Birkaç yıl önce İstanbul'un yaklaşık 250 önemli merkezine turuncu renkli "deprem konteynırları" konulmuştu.
Sözde, amaç vatandaşın olası bir depremde jeneratör, kazma-kürek, sedye ve ilk yardım malzemelerine kolaylıkla ulaşmasını sağlamaktı.
Ancak çok sürmeden görüldü ki, "Her Mahalleye Afet İstasyonu" gibi ulvi bir proje için yola çıkanların asıl amacı, her konteynırın yanı başına bir reklam panosu dikmekti.
Hani şu şehrin en merkezi yerlerinde gördüğünüz reklam billbordları var ya, onlar işte...
Billbord deyip de geçmemek lazım.
İstanbul gibi büyük bir şehirdeki açık hava reklam pastası milyon dolarlarla ifade ediliyor.
O günlerde bu olayı birkaç kez yazdım.
Şimdi İstanbul'un o ünlü merkezlerine bir bakın, turuncu konteynırlardan eser kaldı mı?
Hepsi kısa sürede hırsızlık ve soygun gibi " anlamlı" gerekçelerle geri plana çekildi.
Peki reklam panoları?
Bildiğim kadarıyla 105 önemli merkezde reklam panoları dolarları kazanmaya devam ediyor.
Olay tam bize özgü bir uyanıklık örneğiydi.
Peki kimdi bu "uyanık" reklamcılar?
Medya Pano adlı bir şirket.
Şimdi bu Medya Pano'cular yeni bir cinliğe daha imza atıyor. Aslında İstanbul'da cinlik yapanların sayısı bir hayli fazla ama bunların özelliği "icraatçı" olmaları. Düşündüklerini hayata geçirecek "güce" sahipler. Onları farklı kılan da bu.
Ne yaptıklarına gelince...
Çevrenizde mutlaka görmüşsünüzdür İstanbul'un dört bir yanında elektrik trafoları var. Gri renkli, zevksiz demir kulübeler.
Medya Pano'cular akıllı ya, bu "devlet renkli" gri şeyleri güzelleşen İstanbul'a uydurmak için "rehabilitasyon" yöntemini bulmuşlar. Yani güzelleştirme. Çevresini bez panolarla donatmışlar. İnsanın görünce "Hay Allah razı olsun, hayır dediğin böyle olur işte" diyesi geliyor... Geliyor ama "hayır" için yapılmadığı da o kadar açık ki...

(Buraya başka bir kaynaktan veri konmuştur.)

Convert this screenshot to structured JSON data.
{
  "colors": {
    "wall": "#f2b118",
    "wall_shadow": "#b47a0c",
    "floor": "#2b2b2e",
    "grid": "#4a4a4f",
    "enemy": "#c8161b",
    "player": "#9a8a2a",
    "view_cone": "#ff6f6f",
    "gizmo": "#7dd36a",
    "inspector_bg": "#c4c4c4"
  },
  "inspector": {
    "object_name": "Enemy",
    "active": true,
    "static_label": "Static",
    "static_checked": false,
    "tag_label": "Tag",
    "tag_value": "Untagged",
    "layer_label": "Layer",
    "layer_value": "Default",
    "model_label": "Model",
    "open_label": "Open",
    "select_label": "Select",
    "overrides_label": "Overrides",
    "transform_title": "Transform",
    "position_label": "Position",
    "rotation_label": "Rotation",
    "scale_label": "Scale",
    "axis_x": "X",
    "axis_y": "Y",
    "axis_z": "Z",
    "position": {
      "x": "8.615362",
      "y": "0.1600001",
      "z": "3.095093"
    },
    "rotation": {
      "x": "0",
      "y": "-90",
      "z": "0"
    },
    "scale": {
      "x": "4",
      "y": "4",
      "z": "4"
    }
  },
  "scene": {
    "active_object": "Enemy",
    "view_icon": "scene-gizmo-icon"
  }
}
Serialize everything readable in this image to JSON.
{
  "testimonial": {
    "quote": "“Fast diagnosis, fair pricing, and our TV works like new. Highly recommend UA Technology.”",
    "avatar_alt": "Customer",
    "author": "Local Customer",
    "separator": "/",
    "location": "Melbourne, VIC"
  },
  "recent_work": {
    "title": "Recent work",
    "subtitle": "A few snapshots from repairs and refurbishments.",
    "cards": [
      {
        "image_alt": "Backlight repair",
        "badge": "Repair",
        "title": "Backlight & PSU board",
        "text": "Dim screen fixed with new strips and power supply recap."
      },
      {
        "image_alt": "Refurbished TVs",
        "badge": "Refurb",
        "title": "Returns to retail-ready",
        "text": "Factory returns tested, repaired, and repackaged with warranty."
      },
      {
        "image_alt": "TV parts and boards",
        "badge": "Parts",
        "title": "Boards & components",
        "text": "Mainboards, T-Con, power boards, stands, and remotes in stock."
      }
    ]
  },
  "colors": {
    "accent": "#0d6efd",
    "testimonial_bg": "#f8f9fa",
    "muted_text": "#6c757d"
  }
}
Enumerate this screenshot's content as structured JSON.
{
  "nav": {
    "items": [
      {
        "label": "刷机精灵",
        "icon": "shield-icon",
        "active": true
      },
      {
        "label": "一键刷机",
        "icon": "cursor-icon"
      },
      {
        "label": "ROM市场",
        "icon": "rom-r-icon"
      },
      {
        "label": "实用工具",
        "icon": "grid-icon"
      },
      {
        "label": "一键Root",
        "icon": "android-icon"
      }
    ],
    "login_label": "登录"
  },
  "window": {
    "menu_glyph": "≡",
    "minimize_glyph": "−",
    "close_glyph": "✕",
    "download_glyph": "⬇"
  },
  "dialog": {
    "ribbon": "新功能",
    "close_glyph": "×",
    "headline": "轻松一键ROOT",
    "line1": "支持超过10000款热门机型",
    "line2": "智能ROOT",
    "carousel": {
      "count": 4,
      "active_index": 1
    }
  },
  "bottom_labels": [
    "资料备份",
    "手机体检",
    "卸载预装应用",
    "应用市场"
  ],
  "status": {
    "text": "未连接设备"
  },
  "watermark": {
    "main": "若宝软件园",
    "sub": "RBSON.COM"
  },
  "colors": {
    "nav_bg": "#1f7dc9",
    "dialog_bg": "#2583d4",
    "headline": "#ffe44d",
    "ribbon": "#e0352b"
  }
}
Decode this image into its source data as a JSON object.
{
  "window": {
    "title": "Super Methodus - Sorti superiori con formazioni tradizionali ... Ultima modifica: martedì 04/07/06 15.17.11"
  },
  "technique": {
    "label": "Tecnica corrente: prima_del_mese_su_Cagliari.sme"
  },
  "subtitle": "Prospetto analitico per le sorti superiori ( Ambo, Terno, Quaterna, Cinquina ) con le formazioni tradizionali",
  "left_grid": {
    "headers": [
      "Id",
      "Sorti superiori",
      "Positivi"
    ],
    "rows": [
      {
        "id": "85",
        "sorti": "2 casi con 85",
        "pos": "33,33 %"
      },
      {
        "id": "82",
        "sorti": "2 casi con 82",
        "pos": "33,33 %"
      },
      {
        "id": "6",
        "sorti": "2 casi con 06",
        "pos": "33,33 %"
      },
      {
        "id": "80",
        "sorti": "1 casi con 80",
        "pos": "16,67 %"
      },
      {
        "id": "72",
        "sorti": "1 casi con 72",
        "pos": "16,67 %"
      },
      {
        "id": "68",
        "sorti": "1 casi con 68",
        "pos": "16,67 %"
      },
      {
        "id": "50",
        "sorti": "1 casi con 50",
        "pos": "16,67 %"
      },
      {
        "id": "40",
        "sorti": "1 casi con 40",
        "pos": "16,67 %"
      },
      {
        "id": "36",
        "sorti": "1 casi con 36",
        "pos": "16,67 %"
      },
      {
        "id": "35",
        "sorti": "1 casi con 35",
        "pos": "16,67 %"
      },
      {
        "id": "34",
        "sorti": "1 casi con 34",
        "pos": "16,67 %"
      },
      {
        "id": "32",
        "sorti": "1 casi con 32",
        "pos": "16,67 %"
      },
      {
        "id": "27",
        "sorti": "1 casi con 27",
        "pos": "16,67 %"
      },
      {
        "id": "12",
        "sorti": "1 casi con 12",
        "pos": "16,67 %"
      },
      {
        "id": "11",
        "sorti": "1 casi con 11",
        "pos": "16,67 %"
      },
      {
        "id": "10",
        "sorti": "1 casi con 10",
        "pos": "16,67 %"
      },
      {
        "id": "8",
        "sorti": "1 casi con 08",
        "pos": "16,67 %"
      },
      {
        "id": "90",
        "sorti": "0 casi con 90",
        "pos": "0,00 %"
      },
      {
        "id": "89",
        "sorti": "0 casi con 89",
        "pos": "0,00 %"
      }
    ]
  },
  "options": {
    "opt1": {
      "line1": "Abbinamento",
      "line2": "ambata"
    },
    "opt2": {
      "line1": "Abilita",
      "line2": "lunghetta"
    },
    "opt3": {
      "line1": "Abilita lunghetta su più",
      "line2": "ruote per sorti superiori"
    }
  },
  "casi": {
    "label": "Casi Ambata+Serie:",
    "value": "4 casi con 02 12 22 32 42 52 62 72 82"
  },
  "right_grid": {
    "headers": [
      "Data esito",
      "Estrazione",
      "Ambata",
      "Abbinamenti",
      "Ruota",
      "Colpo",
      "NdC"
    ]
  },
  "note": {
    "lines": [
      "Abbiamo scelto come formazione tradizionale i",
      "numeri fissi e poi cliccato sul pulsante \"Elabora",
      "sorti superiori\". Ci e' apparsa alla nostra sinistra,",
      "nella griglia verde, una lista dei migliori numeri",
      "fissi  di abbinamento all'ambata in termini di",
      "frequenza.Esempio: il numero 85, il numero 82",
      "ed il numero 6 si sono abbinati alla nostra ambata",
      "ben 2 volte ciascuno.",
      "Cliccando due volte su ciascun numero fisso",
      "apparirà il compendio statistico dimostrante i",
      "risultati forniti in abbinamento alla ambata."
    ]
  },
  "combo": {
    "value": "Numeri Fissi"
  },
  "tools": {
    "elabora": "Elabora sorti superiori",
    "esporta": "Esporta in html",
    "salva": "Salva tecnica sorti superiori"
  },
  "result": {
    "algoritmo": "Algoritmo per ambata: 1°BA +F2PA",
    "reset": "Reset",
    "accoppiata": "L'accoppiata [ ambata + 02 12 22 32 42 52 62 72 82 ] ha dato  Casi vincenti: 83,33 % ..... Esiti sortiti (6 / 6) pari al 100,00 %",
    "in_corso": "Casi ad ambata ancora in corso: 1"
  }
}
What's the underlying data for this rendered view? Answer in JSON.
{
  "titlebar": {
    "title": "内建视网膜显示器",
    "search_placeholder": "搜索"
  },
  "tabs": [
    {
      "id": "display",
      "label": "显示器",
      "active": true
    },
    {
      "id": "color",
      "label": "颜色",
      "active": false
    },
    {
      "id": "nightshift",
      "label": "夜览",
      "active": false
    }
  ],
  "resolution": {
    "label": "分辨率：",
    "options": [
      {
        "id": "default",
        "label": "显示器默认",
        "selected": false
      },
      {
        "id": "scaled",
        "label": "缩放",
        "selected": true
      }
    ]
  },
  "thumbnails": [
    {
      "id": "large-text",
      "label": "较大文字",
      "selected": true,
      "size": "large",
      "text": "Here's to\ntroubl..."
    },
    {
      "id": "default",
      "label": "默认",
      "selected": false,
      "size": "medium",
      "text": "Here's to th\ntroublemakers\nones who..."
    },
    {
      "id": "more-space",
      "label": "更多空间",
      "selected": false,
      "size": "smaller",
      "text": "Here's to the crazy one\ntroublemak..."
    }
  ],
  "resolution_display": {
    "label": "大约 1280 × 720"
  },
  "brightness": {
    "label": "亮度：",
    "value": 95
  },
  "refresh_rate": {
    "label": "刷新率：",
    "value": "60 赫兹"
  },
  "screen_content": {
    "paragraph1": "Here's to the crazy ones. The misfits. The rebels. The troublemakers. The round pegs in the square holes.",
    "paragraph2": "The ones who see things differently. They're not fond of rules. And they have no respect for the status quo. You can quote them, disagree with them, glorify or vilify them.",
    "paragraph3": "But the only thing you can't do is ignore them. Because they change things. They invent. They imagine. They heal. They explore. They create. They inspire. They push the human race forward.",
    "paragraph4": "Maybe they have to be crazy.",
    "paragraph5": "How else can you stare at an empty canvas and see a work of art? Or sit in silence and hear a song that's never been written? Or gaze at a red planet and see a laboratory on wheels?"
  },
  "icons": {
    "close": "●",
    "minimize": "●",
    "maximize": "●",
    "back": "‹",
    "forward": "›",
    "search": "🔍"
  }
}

Önceki gün bir firma sahibi aradı. Medya Pano şirketini aradığını söyleyen işadamı şöyle diyordu:
"Reklam vermek için aradım. Yıllık 80 bin dolar istediler. Bu inanılmaz bir rakam. Acaba bu şirket o trafoları ne karşılığı aldı?"
Medya Pano şirketini bir kez de ben aradım. Farklı bir yerin fiyatını sordum. Yetkili hanım, reklam fiyatının 30 bin dolar olduğunu söyledi.
Gördüğünüz gibi fiyatlar hiç de fena değil.
Acaba; bu fiyatlara yeni açık hava reklam alanları yaratmak için Medya Pano şirketine bu trafoları kim, kaça verdi?
Amaç trafoları mı güzelleştirmek yoksa birilerine para mı kazandırmak?
Eğer ilki ise neden İstanbul'un varoşlarındaki trafolara ilgi gösterilmiyor?